Tainan local women, Taiwan local religion (1)

One of wonders of Tainan is how no matter what alley you walk down, you’ll run into a temple. One day, I cut down an alley about a block away from the City God Temple and came across a mysterious (to me) little temple. Dedicated to Gu Fuma (辜婦媽) – Mother Gu, statues of three women sat on the main altar.

The door guardians were women.

Whose temple was this? The temple, off the circuit of Tainan tourist destinations, bore no immediate explanatory markers. It had no brochures. I took a few pictures and moved on.

It was only once I returned to the America that I decided to look into the temple’s inhabitants, using whatever the internet could reveal to me. I’m kicking myself that I didn’t do more research while still on the ground.

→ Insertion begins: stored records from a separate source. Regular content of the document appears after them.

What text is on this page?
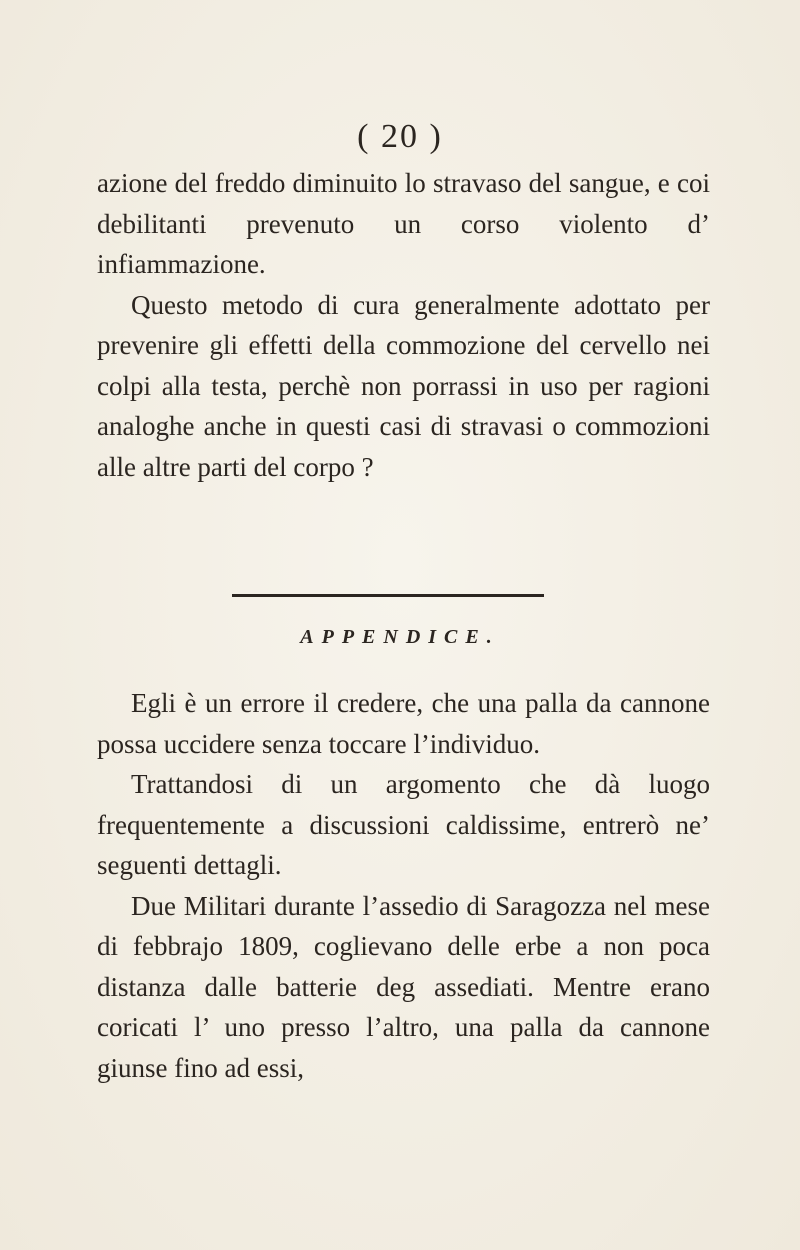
( 20 )

azione del freddo diminuito lo stravaso del sangue, e coi debilitanti prevenuto un corso violento d’ infiammazione.

Questo metodo di cura generalmente adottato per prevenire gli effetti della commozione del cervello nei colpi alla testa, perchè non porrassi in uso per ragioni analoghe anche in questi casi di stravasi o commozioni alle altre parti del corpo ?

APPENDICE.

Egli è un errore il credere, che una palla da cannone possa uccidere senza toccare l’individuo.

Trattandosi di un argomento che dà luogo frequentemente a discussioni caldissime, entrerò ne’ seguenti dettagli.

Due Militari durante l’assedio di Saragozza nel mese di febbrajo 1809, coglievano delle erbe a non poca distanza dalle batterie deg assediati. Mentre erano coricati l’ uno presso l’altro, una palla da cannone giunse fino ad essi,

Both named women honored at the temple were residents of Tainan in the 17th and 19th centuries. Both are paragons of two aspects of womanly chaste virtue. Gu Fuma died in her old age, having been widowed young but successfully raised her husband’s concubine’s sons to adulthood. Huang Baogu (黃寶姑) killed herself to prevent her parents from arranging a second betrothal after her first fiance died, adhering the idea that a woman should be joined to one man only during her life, no matter how tenuous that joining may have been.

These women, their temple and their sister deities who occupy spiritual spaces down other alleys in Tainan have stuck in my mind ever since.

They embody the highs and lows of the chastity cult in Qing China, which stipulated adherence to strict injunctions on what it meant to be chaste, promising women postmortem rewards and honors in the form of a stone arch and simple tablet at a special temple for chaste women.

Gu Fuma and Huang Baogu received far greater than these honors, but the deification of virtuous women is not female empowerment. To interpret this women-centric temple in such a way fails to recognize the realities of what’s being celebrated about these women, and the system that decided what about them was worth celebrating. At the same time, the process that brought Gu Fuma to be honored in this space expresses local, popular religious culture, a part of Tainan created by its residents for their own religious benefit, a scant hundred meters away from the City God’s official seat of imperial and heavenly authority.

Over many subsequent posts, I will take a closer look at Gu Fuma, Huang Baogu, Chen Shouniang – a neighborhood ghost, and the Five Concubines who hung themselves rather than let invading Qing troops take them captive. The lives, deaths, and afterlives of these Tainan women help us take a more personal look at traditional popular religion in Taiwan and China, and at how the national chastity cult played out on a local level.